Misiek is an expert on why and how people use various on-line social platforms, both in the U.S. and abroad. He also studies how firms can leverage these platforms to build social strategies. He also applied many of these insights to large organizations as they seek to become more agile and use social networks to execute their strategies. He has documented this research in a book called Social Strategy:  How Social Media Platforms Work and How to Leverage Them for Competitive Advantage, forthcoming in 2013.

His research has been published in Administrative Science Quarterly and Social Forces and cited in the New York Times, Business 2.0, and Investors Business Daily.
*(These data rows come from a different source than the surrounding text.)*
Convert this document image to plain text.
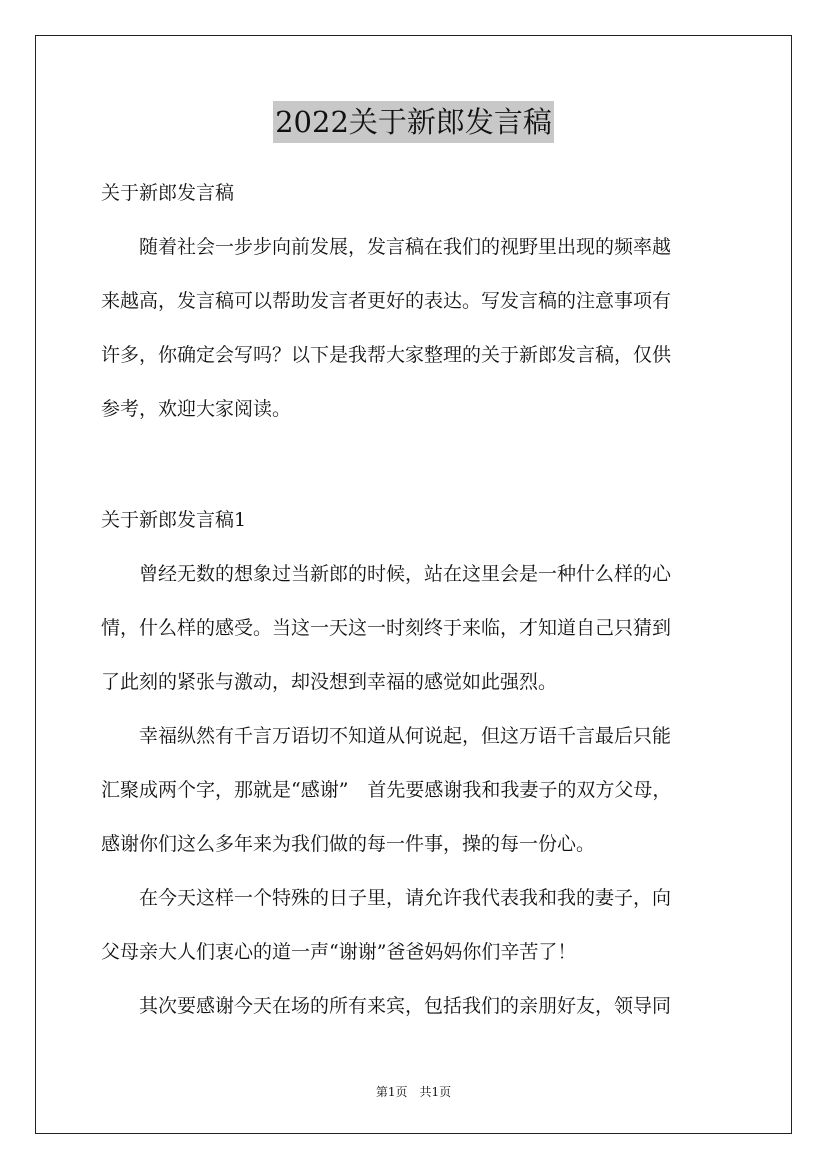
2022关于新郎发言稿
关于新郎发言稿
　　随着社会一步步向前发展，发言稿在我们的视野里出现的频率越
来越高，发言稿可以帮助发言者更好的表达。写发言稿的注意事项有
许多，你确定会写吗？以下是我帮大家整理的关于新郎发言稿，仅供
参考，欢迎大家阅读。
关于新郎发言稿1
　　曾经无数的想象过当新郎的时候，站在这里会是一种什么样的心
情，什么样的感受。当这一天这一时刻终于来临，才知道自己只猜到
了此刻的紧张与激动，却没想到幸福的感觉如此强烈。
　　幸福纵然有千言万语切不知道从何说起，但这万语千言最后只能
汇聚成两个字，那就是“感谢”　首先要感谢我和我妻子的双方父母，
感谢你们这么多年来为我们做的每一件事，操的每一份心。
　　在今天这样一个特殊的日子里，请允许我代表我和我的妻子，向
父母亲大人们衷心的道一声“谢谢”爸爸妈妈你们辛苦了！
　　其次要感谢今天在场的所有来宾，包括我们的亲朋好友，领导同
第1页　共1页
He serves or has served on the editorial boards of several academic journals including American Journal of Sociology, Administrative Science Quarterly, Management Science and Organization Science.​

 
  1. On-line social networks

    Professor Piskorski's current research examines why and how people use on-line social networks, both in the US and abroad. Using extensive fieldwork and large scale empirical analyses, he constructed theories of social failures and networks as covers which allow us to understand numerous facets of people's on-line behaviors. Professor Piskorski is also an expert on how firms can harness the power of social networks to build sustainable businesses. He has applied many of these insights to large organizations as they seek to become more agile and use social networks to execute their strategies.

    Keywords: social networks;

  2. Social media and user-generated content

    In this project, Professor Piskorski, jointly with Andreea Gorbatai, examines inherent trade-offs in provision of user-generated content, using Wikipedia as a research setting. In Wikipedia, every user has the right to add material to an article, but with no explicit attribution of authorship or copyright. Subsequent users can easily delete previously written material and add their own, which allows for fast improvement in the quality of articles. However, the process also has a demoralizing effect of seeing one's own well-thought out contribution deleted, leading many of Wikipedia editors to abandon the project. The objective of this project is to identify the types of social structures that keep the editors involved even though their contributions are routinely deleted.

  3. Previous research

    Professor Piskorski's previous research examined the role of power and status in social networks in the venture capital industry. Prior to that, Professor Piskorski studied the role of power in profitability and vertical integration decisions in the US economy.